More importantly, we should avoid continuous livestock grazing on the same piece of land because the soils of those areas will have less tendency to hold water and can lead towards the process of desertification. We should plan rotational grazing, which can mimic nature and helps in grassland restoration. Allan Savory made a significant breakthrough in understanding what was causing the soil degradation and desertification of the world's grassland ecosystem in the 1960s, where he developed a planning process of holistic management and planned grazing. His TED talk in 2013 has received over 4.8 million views on YouTube. This is a big message for us to protect our soils from desertification, and possibly from soil salinization in the future.

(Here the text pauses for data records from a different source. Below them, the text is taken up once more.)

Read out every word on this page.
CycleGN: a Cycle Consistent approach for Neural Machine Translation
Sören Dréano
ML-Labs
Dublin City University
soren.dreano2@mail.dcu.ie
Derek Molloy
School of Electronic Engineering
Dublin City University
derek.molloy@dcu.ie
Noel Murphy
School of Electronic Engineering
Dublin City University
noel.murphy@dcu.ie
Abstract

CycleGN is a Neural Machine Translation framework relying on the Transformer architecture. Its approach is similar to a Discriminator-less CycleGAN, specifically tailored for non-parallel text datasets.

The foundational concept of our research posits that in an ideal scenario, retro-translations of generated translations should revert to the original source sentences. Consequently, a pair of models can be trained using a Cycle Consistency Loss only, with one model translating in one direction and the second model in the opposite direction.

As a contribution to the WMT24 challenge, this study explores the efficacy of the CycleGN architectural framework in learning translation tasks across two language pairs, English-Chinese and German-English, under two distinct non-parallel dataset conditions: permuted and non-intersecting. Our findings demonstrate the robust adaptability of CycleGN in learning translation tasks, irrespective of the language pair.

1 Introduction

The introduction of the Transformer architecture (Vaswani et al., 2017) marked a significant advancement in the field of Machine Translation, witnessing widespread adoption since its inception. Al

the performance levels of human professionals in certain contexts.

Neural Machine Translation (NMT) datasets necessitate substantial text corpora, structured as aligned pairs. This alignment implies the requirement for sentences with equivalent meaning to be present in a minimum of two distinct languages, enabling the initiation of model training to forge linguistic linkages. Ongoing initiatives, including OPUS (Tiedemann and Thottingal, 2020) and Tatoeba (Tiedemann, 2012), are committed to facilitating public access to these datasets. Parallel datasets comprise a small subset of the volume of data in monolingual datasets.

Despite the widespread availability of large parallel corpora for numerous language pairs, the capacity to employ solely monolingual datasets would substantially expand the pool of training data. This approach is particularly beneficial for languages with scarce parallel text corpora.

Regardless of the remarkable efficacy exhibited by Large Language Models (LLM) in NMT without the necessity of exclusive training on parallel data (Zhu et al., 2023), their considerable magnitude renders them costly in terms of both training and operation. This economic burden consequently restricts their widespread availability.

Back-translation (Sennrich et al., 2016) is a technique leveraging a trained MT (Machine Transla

Additionally, many climate models project a decrease in rainfall in the dry season and an increase during the monsoon in South Asia,Nepal has already shown an increased frequency of droughts in recent years. Historically, the drought of 1994 affected 35 districts of western hilly and terai regions. Drought of 2008/2009 affected 40 districts, where about 50 percent of the total precipitation was decreased. Sometimes these droughts have been followed by floods and heavy rainfall- all these extreme events not only damage crop productivity, but also soil productivity. Farmers cannot make it rain—or make it stop. But they can do things to make their land less vulnerable to the effects of extreme events.
It is no wonder that even before #WorldSoilDay appears annually on the calendar, we all are responsible to keep soil alive and healthy. A handful of healthy soil contains more living organisms than the current human population on the Earth. Imagine that soil is like a giant stomach that can digest everything, woodlice and springtails break up larger pieces, round worms and single cell organisms take care of smaller ones, bacteria and fungi colonize the material, earthworms eat, dig tunnels, fertilize, and aerate the soil- all these results produce fertile humus containing minerals and nutrients that are important for plant growth.

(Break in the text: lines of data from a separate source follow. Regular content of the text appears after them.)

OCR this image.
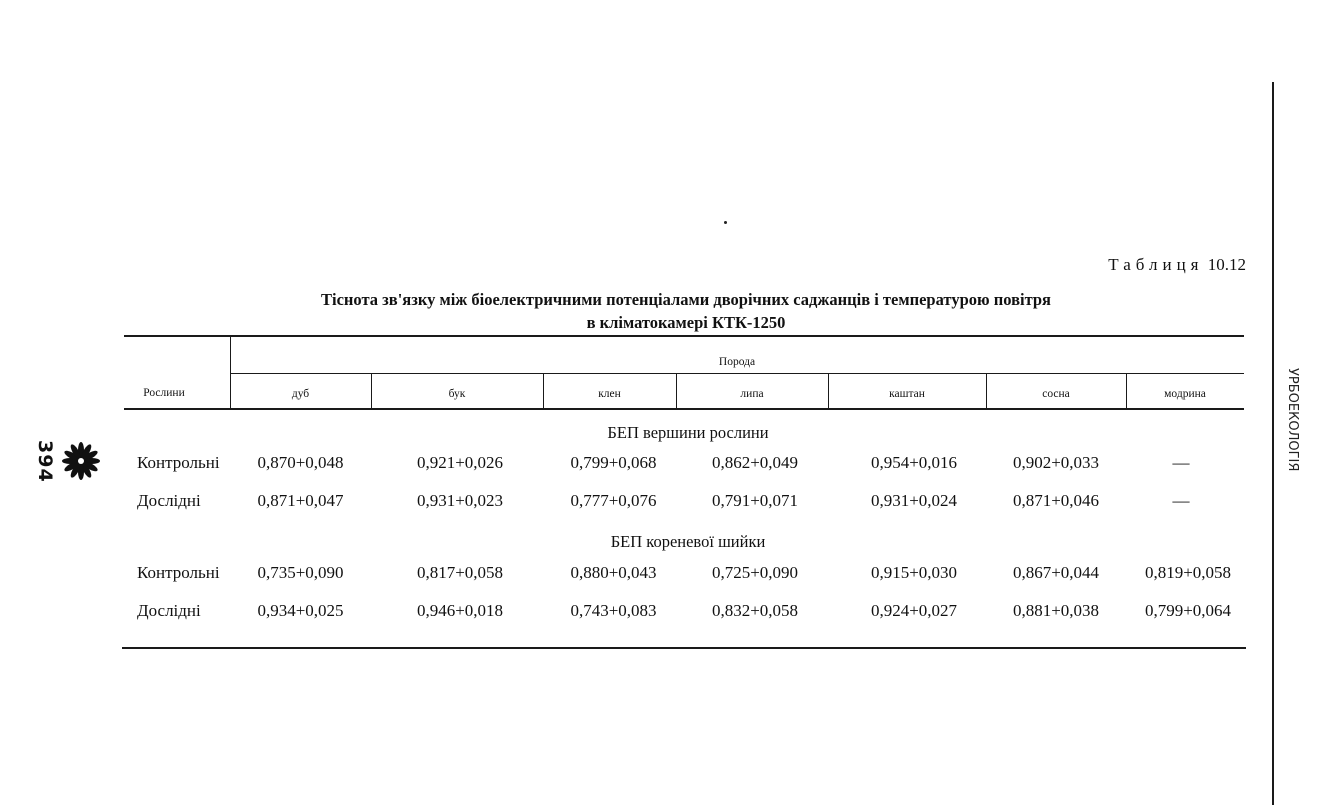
УРБОЕКОЛОГІЯ
394
Таблиця 10.12
Тіснота зв'язку між біоелектричними потенціалами дворічних саджанців і температурою повітря
в кліматокамері КТК-1250
Рослини
Порода
дуб	бук	клен	липа	каштан	сосна	модрина
БЕП вершини рослини
Контрольні	0,870+0,048	0,921+0,026	0,799+0,068	0,862+0,049	0,954+0,016	0,902+0,033	—
Дослідні	0,871+0,047	0,931+0,023	0,777+0,076	0,791+0,071	0,931+0,024	0,871+0,046	—
БЕП кореневої шийки
Контрольні	0,735+0,090	0,817+0,058	0,880+0,043	0,725+0,090	0,915+0,030	0,867+0,044	0,819+0,058
Дослідні	0,934+0,025	0,946+0,018	0,743+0,083	0,832+0,058	0,924+0,027	0,881+0,038	0,799+0,064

Whenever you get a bunch of flowers from someone, the first act you will show is that you will put your face in the flower and smell it. So, if you are doing the act of love to the flower, why not take that further step and make sure that it is the healthiest thing that you could possibly buy on the face of the Earth. The message is clear- soils hold the story of our past, they are supporting us today and their health is pivotal to our future.
(The author is a Soil Scientist and Co-Editor of the book, "The Soils of Nepal" ).